IMAI HOSPITAL DAYCARE CENTER - Odate, Akita, Japan, 2001


Unochiyo Memorial Museum in Iwakuni-City was the second collaboration with Prof. Frei Otto after Japan Pavilion, EXPO 2000 Hannover. The site for the project is a scenic zone, and the client requirement was to design a Japanese-styled building with a tile roofing.
One of the main ideas during the design process was to have a rational structural solution for parabola style roofing rather than applying a form decoratively.The structural solution was to use “AJIRO (wicker-work) “ with thin LVL (Laminated Veneer Lumber), and suspend the it.
As a result of the structural system, the roof naturally forms a curve that is suspended from its two ends, much like traditional Japanese Architecture.
On the other hands, for the day-care center, the main structural idea was to make a long arch that extends to form a tunnel with developed compressive stresses, on the LVL “AJIRO” structure. From the structural idea, day light enters the interior space from between the vertical and horizontal LVL members.Difficulties involved in resolving the issue of structure included the material’s tendency to thicker under compression. “ Magewappa”, that is the special product of Odate, proved to be a more feasible alternative.Odate has heavy snowfall, and the roofs of the buildings are required to be able to bear a load of 450kg/sq.m of snow.
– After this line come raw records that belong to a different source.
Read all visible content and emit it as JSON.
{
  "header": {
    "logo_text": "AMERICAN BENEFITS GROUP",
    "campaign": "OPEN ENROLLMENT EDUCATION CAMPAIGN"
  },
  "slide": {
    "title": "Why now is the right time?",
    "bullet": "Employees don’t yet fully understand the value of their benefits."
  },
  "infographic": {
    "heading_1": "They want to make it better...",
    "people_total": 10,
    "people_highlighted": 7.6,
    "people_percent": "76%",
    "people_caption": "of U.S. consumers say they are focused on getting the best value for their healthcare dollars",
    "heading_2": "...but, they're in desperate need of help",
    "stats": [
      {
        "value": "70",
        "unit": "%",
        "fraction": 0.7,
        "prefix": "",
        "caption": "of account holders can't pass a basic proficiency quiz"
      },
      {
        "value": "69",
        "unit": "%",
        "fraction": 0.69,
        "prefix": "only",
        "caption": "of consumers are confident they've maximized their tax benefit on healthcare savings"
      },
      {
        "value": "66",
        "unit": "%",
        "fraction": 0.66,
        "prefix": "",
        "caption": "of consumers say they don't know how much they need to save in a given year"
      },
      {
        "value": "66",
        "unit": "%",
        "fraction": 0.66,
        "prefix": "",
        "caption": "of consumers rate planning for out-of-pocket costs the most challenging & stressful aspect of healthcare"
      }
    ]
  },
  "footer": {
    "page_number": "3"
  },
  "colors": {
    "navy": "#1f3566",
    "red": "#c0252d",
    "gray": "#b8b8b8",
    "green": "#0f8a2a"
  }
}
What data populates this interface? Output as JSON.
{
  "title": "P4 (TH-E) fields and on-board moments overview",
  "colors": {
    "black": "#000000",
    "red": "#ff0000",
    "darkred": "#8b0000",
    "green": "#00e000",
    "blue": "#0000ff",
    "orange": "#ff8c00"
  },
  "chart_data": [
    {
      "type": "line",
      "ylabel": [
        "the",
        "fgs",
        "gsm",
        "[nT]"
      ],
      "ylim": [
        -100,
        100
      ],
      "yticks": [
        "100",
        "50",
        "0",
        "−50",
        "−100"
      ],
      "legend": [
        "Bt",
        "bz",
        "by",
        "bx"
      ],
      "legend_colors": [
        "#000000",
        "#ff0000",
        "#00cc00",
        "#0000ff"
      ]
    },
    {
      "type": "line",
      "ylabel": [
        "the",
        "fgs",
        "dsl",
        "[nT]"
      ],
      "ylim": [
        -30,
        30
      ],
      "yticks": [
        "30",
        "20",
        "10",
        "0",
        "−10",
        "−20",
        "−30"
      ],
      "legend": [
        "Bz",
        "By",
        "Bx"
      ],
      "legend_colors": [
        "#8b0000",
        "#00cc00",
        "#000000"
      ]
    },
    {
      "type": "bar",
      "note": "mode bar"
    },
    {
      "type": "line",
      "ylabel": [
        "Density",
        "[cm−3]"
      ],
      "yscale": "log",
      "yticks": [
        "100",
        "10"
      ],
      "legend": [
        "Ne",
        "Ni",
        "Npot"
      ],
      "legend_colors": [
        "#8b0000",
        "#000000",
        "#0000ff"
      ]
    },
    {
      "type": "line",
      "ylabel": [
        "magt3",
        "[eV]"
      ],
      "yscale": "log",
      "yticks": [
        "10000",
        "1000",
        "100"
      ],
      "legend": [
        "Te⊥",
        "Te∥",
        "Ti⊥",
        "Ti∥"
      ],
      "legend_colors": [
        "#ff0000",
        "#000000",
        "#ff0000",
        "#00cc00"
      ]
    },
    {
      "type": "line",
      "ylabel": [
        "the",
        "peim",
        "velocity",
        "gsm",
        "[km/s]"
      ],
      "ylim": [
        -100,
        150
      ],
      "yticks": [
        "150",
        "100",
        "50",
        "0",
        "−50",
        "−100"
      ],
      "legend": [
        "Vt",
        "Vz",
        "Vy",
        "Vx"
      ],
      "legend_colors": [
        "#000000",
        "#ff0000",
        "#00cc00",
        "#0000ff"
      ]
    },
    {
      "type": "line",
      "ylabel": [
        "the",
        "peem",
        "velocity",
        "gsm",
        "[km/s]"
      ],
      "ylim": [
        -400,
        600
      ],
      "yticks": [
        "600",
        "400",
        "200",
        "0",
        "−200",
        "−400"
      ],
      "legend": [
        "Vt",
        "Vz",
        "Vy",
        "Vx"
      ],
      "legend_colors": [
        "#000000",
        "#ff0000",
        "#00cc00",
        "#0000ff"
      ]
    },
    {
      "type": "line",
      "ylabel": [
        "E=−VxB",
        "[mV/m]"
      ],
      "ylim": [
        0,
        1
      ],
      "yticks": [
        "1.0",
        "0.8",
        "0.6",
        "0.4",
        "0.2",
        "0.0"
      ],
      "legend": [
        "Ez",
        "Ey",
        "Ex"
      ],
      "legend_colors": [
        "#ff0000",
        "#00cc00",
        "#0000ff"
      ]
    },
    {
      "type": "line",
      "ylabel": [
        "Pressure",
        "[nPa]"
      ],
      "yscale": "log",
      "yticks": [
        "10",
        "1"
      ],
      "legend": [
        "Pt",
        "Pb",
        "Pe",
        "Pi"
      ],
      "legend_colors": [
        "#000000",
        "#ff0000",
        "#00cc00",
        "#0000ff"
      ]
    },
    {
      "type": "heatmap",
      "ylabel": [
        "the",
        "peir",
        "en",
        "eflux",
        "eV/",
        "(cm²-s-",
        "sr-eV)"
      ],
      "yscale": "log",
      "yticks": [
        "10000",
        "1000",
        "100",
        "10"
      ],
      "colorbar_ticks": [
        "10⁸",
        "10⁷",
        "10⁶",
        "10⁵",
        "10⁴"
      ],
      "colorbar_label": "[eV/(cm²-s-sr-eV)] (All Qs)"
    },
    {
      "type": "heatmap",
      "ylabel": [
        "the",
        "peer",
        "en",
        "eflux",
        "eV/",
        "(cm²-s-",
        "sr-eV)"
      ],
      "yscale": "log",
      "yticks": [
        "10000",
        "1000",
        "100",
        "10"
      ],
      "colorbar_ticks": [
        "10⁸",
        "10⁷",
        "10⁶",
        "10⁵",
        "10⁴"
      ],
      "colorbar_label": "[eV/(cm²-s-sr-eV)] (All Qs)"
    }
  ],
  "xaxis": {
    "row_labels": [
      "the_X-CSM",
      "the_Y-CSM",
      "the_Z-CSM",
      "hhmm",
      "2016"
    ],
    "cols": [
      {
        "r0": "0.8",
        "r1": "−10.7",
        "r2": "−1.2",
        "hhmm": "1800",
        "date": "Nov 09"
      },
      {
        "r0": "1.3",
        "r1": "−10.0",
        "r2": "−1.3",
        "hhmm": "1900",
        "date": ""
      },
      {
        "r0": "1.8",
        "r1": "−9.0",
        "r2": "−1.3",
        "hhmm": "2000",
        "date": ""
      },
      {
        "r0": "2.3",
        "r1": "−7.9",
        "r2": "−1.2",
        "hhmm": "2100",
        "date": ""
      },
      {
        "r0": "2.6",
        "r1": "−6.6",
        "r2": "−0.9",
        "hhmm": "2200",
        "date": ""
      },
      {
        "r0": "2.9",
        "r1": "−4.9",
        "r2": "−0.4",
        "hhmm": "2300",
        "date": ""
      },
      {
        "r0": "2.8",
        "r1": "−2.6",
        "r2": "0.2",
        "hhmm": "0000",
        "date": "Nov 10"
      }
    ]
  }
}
In order to avoid the weight of the snow, at an angle of 90°pitched roof was built over the LVL arches. The stiffness of LVL was increased by using space framing with lattice member between the circular LVL and the square pitched roof.For the roof structure, a layer of FRP and corrugated steel folded plates was used over the LVL members to allow light through. The gaps between LVL members were covered with glass, and the space between the roof and LVL forms a double skin to maintain the interior environment.
Similar to the paper structure, I found that thin LVL can also form the structure for a big span, and use significantly less wood compared to the usual arch of glue-laminated wood.